When someone eulogises the bhakti of the devotees of yore, people express their inability to have the same devotion to God in the present day. Their excuse is that most of such people either lived in another yuga or several hundred years ago. Absolute devotion was possible then, but is difficult now, they say.

But Saint Tyagaraja, who composed many songs in praise of Lord Rama, reached God's feet only in the 19th century, bringing him closer to our times than other bhaktas whose devotion is extolled, Embar Kasturi said in a discourse on Tyagaraja's bhakti.

Tyagaraja saw himself as a dasa of Lord Rama. Tyagaraja's father used to recite the Ramayana to the king. Tyagaraja used to listen as his father recited; with his phenomenal memory, he imbibed the story of Rama and the values the Ramayana seeks to impart. Tyagaraja was drawn to the good qualities of Rama, which are like an unfathomable ocean.

In his lifetime, Tyagaraja is said to have repeated the name of Rama 96 crore times. When he finished reciting the Lord's name one crore times, Lord Rama appeared before him.

Through his many musical compositions, Tyagaraja expressed his Rama bhakti.

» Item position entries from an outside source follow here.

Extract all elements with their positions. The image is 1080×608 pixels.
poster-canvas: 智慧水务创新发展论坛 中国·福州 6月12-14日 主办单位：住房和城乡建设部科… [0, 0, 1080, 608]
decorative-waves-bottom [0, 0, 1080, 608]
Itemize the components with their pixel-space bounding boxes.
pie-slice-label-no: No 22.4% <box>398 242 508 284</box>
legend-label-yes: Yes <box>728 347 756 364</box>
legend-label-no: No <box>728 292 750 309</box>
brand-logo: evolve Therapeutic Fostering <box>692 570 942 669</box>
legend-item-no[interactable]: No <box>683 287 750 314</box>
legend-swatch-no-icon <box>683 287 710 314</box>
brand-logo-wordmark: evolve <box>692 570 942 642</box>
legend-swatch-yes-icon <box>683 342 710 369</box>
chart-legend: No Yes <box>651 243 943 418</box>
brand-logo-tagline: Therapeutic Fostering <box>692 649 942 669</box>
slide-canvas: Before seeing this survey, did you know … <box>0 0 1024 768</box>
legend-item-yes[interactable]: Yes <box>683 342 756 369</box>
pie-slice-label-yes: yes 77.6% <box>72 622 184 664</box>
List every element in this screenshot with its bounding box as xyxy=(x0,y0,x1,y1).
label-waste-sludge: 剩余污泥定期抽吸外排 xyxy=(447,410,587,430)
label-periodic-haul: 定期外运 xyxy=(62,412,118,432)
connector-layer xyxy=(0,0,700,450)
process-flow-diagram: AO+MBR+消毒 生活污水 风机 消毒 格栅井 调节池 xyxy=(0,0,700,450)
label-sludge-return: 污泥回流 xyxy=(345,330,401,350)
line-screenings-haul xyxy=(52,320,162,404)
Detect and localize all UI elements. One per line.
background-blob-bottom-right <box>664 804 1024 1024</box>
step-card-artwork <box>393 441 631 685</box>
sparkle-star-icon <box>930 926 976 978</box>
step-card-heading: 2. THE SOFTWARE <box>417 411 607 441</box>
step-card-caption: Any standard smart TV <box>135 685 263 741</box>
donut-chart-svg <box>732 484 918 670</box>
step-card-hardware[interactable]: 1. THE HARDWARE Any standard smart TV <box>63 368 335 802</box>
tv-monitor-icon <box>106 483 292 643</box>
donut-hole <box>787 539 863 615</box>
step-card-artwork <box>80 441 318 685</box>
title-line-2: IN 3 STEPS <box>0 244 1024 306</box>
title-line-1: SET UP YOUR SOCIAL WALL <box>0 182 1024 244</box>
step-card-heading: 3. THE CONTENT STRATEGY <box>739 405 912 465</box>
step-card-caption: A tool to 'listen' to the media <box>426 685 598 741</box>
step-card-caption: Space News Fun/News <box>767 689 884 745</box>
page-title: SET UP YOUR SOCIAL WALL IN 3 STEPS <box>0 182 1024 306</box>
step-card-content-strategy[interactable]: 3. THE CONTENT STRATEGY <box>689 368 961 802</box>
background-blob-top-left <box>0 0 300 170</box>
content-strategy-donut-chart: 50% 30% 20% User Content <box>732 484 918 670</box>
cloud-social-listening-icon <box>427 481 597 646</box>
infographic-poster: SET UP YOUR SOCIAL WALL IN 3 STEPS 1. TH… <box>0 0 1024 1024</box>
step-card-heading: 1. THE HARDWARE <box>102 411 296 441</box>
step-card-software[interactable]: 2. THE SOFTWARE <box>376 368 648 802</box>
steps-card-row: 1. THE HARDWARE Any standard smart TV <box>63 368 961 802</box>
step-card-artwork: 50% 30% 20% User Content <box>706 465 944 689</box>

The songs he composed are intended for everyone who seeks salvation. A true bhakta is never content with showing his bhakti to God; he wants the bliss of realisation to be experienced by others too. Like all those who realised God, Tyagaraja sought nothing from Rama, but Rama Himself. The Lord is inside every one of us as Antaryami. He is all pervasive, but cannot be understood through our senses. Yet if we have bhakti towards Him, He liberates us from the cycle of births and deaths. When He can give us such liberation, why should we seek anything else from Him? Tyagaraja shunned material wealth and, instead, saw Rama as His wealth.

Even a highly educated man, an expert in one subject, cannot claim to be an expert in all subjects.

But if we have spiritual gnana, we may be said to know everything else. Spiritual gnana helps us realise the Supreme One, and this is the gnana that Tyagaraja had.